Science, hybrid grapes and glacial river valleys are working together to make wine possible amid the frost of this northerly region.
Illustration by Kavel Rafferty

The Minnesota wine industry is defined by bleak winters that can dip below minus-30˚F and grapes that are hardy enough to thrive anyway. But winter isn’t the only challenge.

“Minnesota has relatively short summers,” says Matthew Clark, assistant professor at University of Minnesota. “Spring can be a challenge, as plants may break dormancy and then be greeted with a frost in May that can decimate a crop. And a crop needs to be able to ripen before the first frost events [of fall].”

Typical cool-climate grapes like Chardonnay and Riesling might not ripen. Even many French-American hybrids grown throughout the Northeast and Midwest can struggle to survive.

Why Hybrid Grapes Matter

Instead, grapes such as Frontenac, La Crescent and Marquette have been developed at the University of Minnesota to withstand such challenging conditions. They form the backbone of the state’s nascent wine industry.
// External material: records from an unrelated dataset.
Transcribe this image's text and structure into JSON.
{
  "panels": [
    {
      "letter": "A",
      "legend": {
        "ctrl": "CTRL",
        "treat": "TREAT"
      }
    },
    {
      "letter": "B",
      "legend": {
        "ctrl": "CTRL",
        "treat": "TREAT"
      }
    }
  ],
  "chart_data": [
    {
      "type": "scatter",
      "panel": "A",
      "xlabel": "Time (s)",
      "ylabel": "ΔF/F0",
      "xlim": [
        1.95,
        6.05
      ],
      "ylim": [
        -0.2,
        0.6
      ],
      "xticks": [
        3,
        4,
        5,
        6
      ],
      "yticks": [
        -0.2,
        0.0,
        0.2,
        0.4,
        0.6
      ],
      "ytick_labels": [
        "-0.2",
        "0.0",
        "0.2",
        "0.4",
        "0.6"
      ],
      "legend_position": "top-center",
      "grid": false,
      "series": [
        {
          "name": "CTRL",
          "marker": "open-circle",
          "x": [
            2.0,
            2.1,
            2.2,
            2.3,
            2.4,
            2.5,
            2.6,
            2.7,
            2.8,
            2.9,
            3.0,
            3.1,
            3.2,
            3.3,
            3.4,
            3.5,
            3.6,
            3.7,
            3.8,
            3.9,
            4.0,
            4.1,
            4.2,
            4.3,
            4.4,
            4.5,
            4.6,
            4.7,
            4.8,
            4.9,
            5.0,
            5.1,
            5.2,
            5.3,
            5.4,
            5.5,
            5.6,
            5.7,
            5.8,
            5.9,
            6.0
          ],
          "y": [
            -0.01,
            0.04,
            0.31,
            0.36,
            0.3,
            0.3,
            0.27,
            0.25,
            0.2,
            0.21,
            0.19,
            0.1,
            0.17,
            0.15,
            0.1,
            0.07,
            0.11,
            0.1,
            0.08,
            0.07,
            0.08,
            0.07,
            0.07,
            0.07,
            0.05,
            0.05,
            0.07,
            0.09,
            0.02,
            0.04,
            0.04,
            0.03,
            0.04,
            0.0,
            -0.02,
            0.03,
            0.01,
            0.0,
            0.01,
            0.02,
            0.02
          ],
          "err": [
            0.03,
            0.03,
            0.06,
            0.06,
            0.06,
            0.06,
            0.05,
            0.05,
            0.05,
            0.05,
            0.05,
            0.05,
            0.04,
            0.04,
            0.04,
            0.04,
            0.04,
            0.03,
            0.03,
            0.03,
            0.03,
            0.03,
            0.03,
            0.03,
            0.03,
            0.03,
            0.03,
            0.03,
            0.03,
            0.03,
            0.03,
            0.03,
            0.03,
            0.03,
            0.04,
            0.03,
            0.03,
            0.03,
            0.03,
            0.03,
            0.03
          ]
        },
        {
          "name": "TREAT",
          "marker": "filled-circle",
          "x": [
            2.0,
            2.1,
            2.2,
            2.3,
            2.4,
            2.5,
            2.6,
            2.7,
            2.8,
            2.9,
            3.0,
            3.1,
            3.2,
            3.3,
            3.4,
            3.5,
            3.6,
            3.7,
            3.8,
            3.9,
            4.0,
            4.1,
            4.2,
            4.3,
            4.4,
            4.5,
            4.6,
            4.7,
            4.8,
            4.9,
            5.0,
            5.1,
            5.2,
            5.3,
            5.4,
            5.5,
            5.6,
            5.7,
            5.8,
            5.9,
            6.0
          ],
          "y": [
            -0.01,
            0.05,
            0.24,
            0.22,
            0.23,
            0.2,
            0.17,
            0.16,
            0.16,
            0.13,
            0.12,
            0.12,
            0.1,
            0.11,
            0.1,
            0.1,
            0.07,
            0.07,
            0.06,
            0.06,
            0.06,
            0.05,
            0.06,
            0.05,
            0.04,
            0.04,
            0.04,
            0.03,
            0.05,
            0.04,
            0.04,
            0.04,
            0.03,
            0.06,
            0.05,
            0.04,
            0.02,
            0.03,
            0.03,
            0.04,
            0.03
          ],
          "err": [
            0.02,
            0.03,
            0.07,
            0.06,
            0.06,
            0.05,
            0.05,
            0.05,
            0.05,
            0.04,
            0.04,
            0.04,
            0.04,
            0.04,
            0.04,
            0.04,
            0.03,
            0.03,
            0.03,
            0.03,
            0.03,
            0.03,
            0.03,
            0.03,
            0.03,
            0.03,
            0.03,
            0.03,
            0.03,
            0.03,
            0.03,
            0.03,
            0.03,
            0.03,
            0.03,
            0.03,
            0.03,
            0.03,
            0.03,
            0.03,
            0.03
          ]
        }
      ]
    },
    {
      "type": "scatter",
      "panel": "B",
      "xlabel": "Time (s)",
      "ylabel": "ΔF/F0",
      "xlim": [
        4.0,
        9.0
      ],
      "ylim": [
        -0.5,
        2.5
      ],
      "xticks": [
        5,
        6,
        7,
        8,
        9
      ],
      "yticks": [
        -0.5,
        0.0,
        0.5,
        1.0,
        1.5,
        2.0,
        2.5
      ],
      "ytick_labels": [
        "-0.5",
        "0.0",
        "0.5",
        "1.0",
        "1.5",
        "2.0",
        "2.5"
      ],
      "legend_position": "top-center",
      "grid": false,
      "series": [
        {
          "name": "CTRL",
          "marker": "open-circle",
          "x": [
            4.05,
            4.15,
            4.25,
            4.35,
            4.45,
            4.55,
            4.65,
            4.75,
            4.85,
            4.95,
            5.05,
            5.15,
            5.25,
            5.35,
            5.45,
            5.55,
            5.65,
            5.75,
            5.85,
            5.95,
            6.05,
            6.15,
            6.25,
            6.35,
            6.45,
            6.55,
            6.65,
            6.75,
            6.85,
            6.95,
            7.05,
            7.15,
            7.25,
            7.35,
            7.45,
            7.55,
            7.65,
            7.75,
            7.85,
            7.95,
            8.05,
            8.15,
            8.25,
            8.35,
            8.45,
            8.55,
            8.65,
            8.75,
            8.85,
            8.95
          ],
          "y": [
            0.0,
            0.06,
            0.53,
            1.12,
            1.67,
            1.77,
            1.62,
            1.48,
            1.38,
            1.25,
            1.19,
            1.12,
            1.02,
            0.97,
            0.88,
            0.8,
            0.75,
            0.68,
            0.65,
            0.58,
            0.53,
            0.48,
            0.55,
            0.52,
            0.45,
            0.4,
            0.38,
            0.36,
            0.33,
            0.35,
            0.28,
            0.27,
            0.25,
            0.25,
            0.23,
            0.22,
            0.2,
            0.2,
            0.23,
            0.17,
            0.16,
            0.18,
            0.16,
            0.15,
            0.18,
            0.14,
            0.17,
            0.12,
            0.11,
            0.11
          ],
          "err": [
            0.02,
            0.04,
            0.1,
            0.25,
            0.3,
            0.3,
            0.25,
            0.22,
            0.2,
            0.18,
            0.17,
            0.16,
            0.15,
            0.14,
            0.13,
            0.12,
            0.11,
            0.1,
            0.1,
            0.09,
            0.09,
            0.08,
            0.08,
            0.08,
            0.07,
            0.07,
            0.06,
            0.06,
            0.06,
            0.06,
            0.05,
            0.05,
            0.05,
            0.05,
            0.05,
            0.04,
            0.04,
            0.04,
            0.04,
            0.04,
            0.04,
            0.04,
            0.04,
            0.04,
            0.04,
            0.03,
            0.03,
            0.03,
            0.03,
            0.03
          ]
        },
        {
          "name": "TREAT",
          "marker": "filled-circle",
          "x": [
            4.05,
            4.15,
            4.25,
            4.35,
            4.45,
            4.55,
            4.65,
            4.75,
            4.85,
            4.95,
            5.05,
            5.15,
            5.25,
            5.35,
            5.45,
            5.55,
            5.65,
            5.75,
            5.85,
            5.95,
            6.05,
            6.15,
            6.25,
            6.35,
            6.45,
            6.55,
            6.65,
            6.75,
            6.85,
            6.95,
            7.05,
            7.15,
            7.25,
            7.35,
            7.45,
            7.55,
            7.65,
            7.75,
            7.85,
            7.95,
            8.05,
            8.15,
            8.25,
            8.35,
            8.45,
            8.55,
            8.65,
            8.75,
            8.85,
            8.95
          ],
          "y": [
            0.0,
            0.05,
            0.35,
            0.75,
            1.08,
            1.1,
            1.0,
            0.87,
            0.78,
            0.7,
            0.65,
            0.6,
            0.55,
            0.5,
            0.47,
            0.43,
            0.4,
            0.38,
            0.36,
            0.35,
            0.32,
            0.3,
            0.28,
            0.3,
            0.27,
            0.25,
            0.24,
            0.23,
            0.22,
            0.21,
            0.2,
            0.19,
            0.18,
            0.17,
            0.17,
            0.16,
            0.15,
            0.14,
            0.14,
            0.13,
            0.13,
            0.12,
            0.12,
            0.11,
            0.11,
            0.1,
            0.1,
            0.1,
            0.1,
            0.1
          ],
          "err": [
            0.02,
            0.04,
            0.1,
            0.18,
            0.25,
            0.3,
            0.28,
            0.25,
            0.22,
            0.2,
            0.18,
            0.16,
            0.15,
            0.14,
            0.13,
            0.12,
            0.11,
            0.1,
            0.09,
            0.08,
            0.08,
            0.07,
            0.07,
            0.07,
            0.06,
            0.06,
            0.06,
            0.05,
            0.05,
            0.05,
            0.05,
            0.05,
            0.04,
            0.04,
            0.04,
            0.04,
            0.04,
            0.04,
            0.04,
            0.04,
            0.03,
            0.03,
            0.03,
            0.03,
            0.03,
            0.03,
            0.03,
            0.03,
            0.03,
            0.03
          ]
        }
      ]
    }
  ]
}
Many producers are found in the valleys of the Mississippi, Minnesota and St. Croix Rivers, in the southern part of the state.

AVAs
Alexandria Lakes
Upper Mississippi River Valley

Wineries to Know
7 Vines Vineyard and Winery, Alexis Bailly Vineyard, Cannon River Winery
Chankaska Creek Ranch & Winery, Round Lake Vineyards & Winery
Saint Croix Vineyards, Winenhaven Winery & Vineyard

First Commercial Vineyard
Alexis Bailly Vineyard 1973

Important Grapes
Frontenac, Frontenac Blanc, Frontenac Gris
La Crescent, Marechal Foch, Marquette

Wine Trails
Upper St. Croix Wine Trail, St. Croix Wine Trail, Heartland Wine Trail
Three Rivers Wine Trail, Great River Road Wine Trail

“These glacial river valleys offer the topography and soils needed for making high-quality wines,” says Peter Hemstad, co-owner of Saint Croix Vineyards in Stillwater. “Much of the rest of Minnesota has deep, rich prairie soils that are not conducive to quality wine production.”

Commercially available since 2006, Marquette has been embraced by producers for aromas and flavors often including cherries and other red fruits with black pepper and spice, but can vary greatly depending on where it’s grown.

“I am already seeing some terroir differences from various Marquette sites here,” says Mike Drash, winemaker at Chankaska Creek Ranch & Winery in Kasota.

As the university explores new varieties and winemakers refine the best ways to work with what they have, Drash thinks it’s time for Minnesota wines to reach a larger audience.

“With the whole lower alcohol, more acid movement, the Minnesota varieties hit all that and more,” he says.